Professor | English and American Studies
Brown University
Daniel Y. Kim is Professor of American Studies and English at Brown University where he teaches classes in Asian American literature, American literature and Ethnic Studies. He has also taught as Norman Freehling Visiting Professor at the University of Michigan’s Institute for the Humanities and Visiting Assistant Professor of American Studies at Yale University.

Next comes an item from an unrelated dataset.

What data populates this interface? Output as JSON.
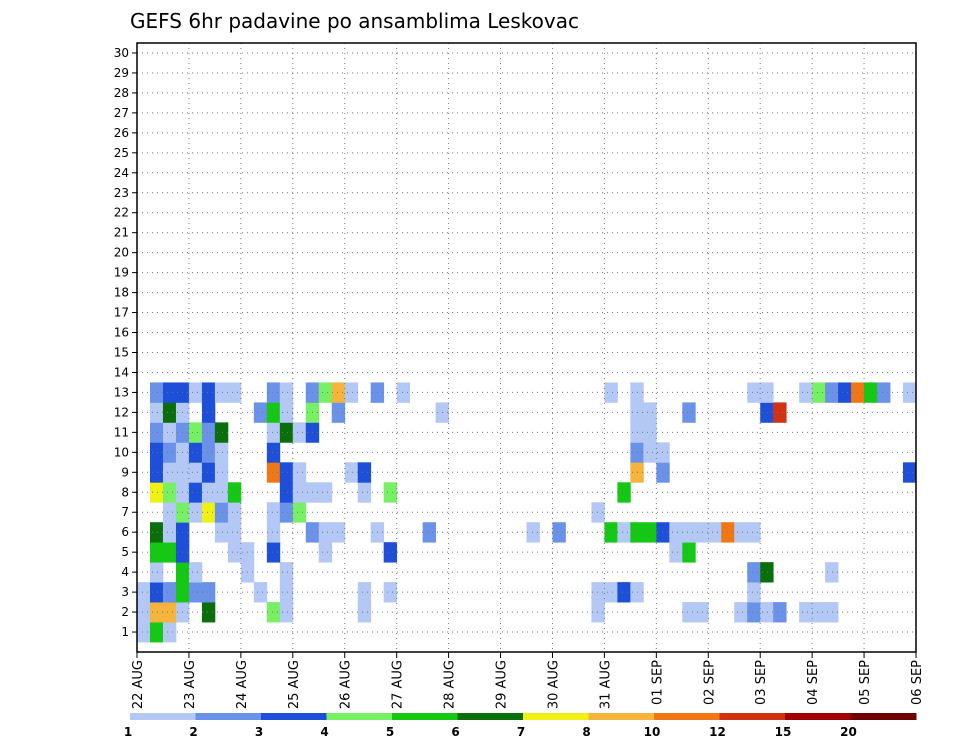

He earned his PhD from the University of California, Berkeley and his AB from the University of Michigan. He is the author of The Intimacies of Conflict: Cultural Memory and the Korean War (NYU Press, 2020) and Writing Manhood in Black and Yellow: Ralph Ellison, Frank Chin, and the Literary Politics of Identity (Stanford University Press, 2006) and the co-editor (with Crystal Parikh) of The Cambridge Companion to Asian American Literature (Cambridge University Press, 2015). His essays have been published in a number of journals, including American Literary History, American Quarterly, Criticism, Cross-Currents, Journal of Asian American Studies, New Literary History, Novel, and positions: asia critique.

Minor Identifications: The Affective Politics of Empire in Cathy Park Hong’s Dance, Dance, Revolution
Abstract
This paper focuses on Cathy Park Hong’s long narrative poem Dance Dance Revolution (2007) which takes up the 1980 massacre in Gwangju in South Korea of pro-democracy student activists and civilians by a repressive military dictatorship—an era that testifies to the continuing afterlife of the Korean War.
This essay focuses on the minor identifications this poem attempts to engender—affective identifications that bring into Glissantian relation, the South Korean sub-imperial and US imperial legacies of Gwangju and settler colonial formations like Israel/Palestine.
Hong’s experimental mode of storytelling—which traverses various languages and sites within the Global South—leaves readers to fill in the gaps between the kinds of military violence that took place in sites like Gwangju and that are currently being wreaked upon Palestinians by Israel, leading them to see the linkages between the US and its subimperial allies and to feel a connection between disparate histories of civilian slaughter.